CT: Oh no. That was my 21st birthday.

RS: Oh. Happy birthday.

CT: But yeah, that's too bad. What are you going to do now? Do you just have to rename it?

RS: Yeah, we have to change the name. The label is now called Play Me Records. We're set to go.

CT: What's cool about a record label is I feel like it gives you a chance to keep your ear close to everything and to look at things coming up. How was it finding those acts?

RS: It was great because I've been going through this business for so long I just know so many people, and a lot of people in the past two years who used to be really into drum 'n bass have made this switch to electro and those people, I really like their production quality. People who are just making drum 'n bass, they always use subs, and their music sounds really fat and has that extra "umph" to it. So that's pretty much what we're focused on because it's myself and SubSonic doing the label together, and SubSonic, he's killing it with drum 'n bass. He's like number one on BeatPort and TrackItDown all the time. So we're taking that sensibility of the really good production like intricate drum programming and heavy bass and translating that to other styles of music that we like as well.

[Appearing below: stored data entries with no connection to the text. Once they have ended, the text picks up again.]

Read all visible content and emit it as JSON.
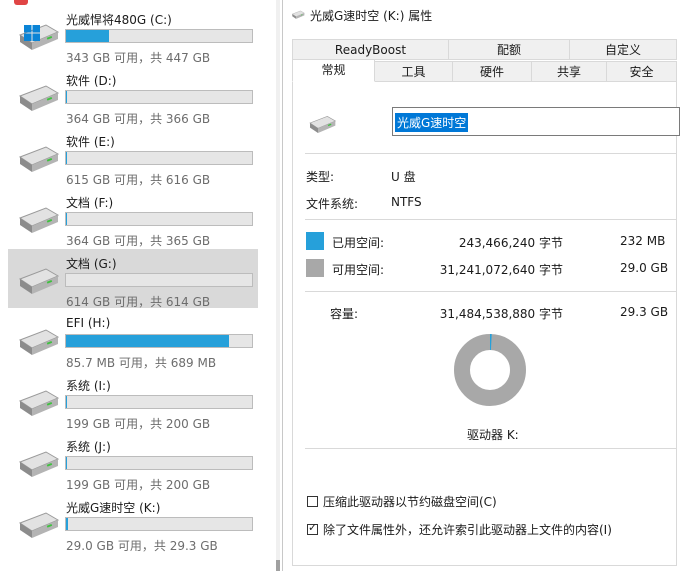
{
  "drives": [
    {
      "name": "光威悍将480G (C:)",
      "space": "343 GB 可用，共 447 GB",
      "used_fraction": 0.233,
      "system": true,
      "selected": false
    },
    {
      "name": "软件 (D:)",
      "space": "364 GB 可用，共 366 GB",
      "used_fraction": 0.005,
      "system": false,
      "selected": false
    },
    {
      "name": "软件 (E:)",
      "space": "615 GB 可用，共 616 GB",
      "used_fraction": 0.002,
      "system": false,
      "selected": false
    },
    {
      "name": "文档 (F:)",
      "space": "364 GB 可用，共 365 GB",
      "used_fraction": 0.003,
      "system": false,
      "selected": false
    },
    {
      "name": "文档 (G:)",
      "space": "614 GB 可用，共 614 GB",
      "used_fraction": 0.0,
      "system": false,
      "selected": true
    },
    {
      "name": "EFI (H:)",
      "space": "85.7 MB 可用，共 689 MB",
      "used_fraction": 0.876,
      "system": false,
      "selected": false
    },
    {
      "name": "系统 (I:)",
      "space": "199 GB 可用，共 200 GB",
      "used_fraction": 0.005,
      "system": false,
      "selected": false
    },
    {
      "name": "系统 (J:)",
      "space": "199 GB 可用，共 200 GB",
      "used_fraction": 0.005,
      "system": false,
      "selected": false
    },
    {
      "name": "光威G速时空 (K:)",
      "space": "29.0 GB 可用，共 29.3 GB",
      "used_fraction": 0.01,
      "system": false,
      "selected": false
    }
  ],
  "dialog": {
    "title": "光威G速时空 (K:) 属性",
    "tabs_row1": [
      "ReadyBoost",
      "配额",
      "自定义"
    ],
    "tabs_row2": [
      "常规",
      "工具",
      "硬件",
      "共享",
      "安全"
    ],
    "active_tab": "常规",
    "volume_name": "光威G速时空",
    "type_label": "类型:",
    "type_value": "U 盘",
    "fs_label": "文件系统:",
    "fs_value": "NTFS",
    "used_label": "已用空间:",
    "used_bytes": "243,466,240 字节",
    "used_size": "232 MB",
    "free_label": "可用空间:",
    "free_bytes": "31,241,072,640 字节",
    "free_size": "29.0 GB",
    "capacity_label": "容量:",
    "capacity_bytes": "31,484,538,880 字节",
    "capacity_size": "29.3 GB",
    "drive_label": "驱动器 K:",
    "used_fraction": 0.0077,
    "compress_label": "压缩此驱动器以节约磁盘空间(C)",
    "compress_checked": false,
    "index_label": "除了文件属性外，还允许索引此驱动器上文件的内容(I)",
    "index_checked": true
  },
  "colors": {
    "used": "#26a0da",
    "free": "#a8a8a8",
    "selection": "#0078d7"
  }
}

CT: Is that how you've come along? I mean, "Resonance" is completely drum 'n bass oriented and then there's say, the Back to School mix.

RS: It's been like a circle. In '97 when speed garage came out I was playing a lot of speed garage back then and a lot of 2-step, but it never became really popular so I was playing this really unpopular music for a long time. Like 10 years, nobody wanted to hear it and now finally people want to hear it. A lot of people think it's new to me, but it's actually kind of like going back to my roots if you will. Getting a chance to finally have people like this music that I was trying to push 10 years ago is really nice. I never got it why nobody liked it back then; I always thought it was so great, I was like, "Oh, it's like jungle, but it's house!"

CT: Is that how you see the electronic scene moving toward? Like Dubstep?

RS: It's moving toward convergence. If you listen to the Hip Hop that's on the radio, The Black Eyed Peas "Boom Boom," whatever that song is. If you listen to Lil Wayne, and T-Pain, and all this Kanye West and then you listen to Dubstep and you listen to electro, it's just converging. Like all music is coming to a point.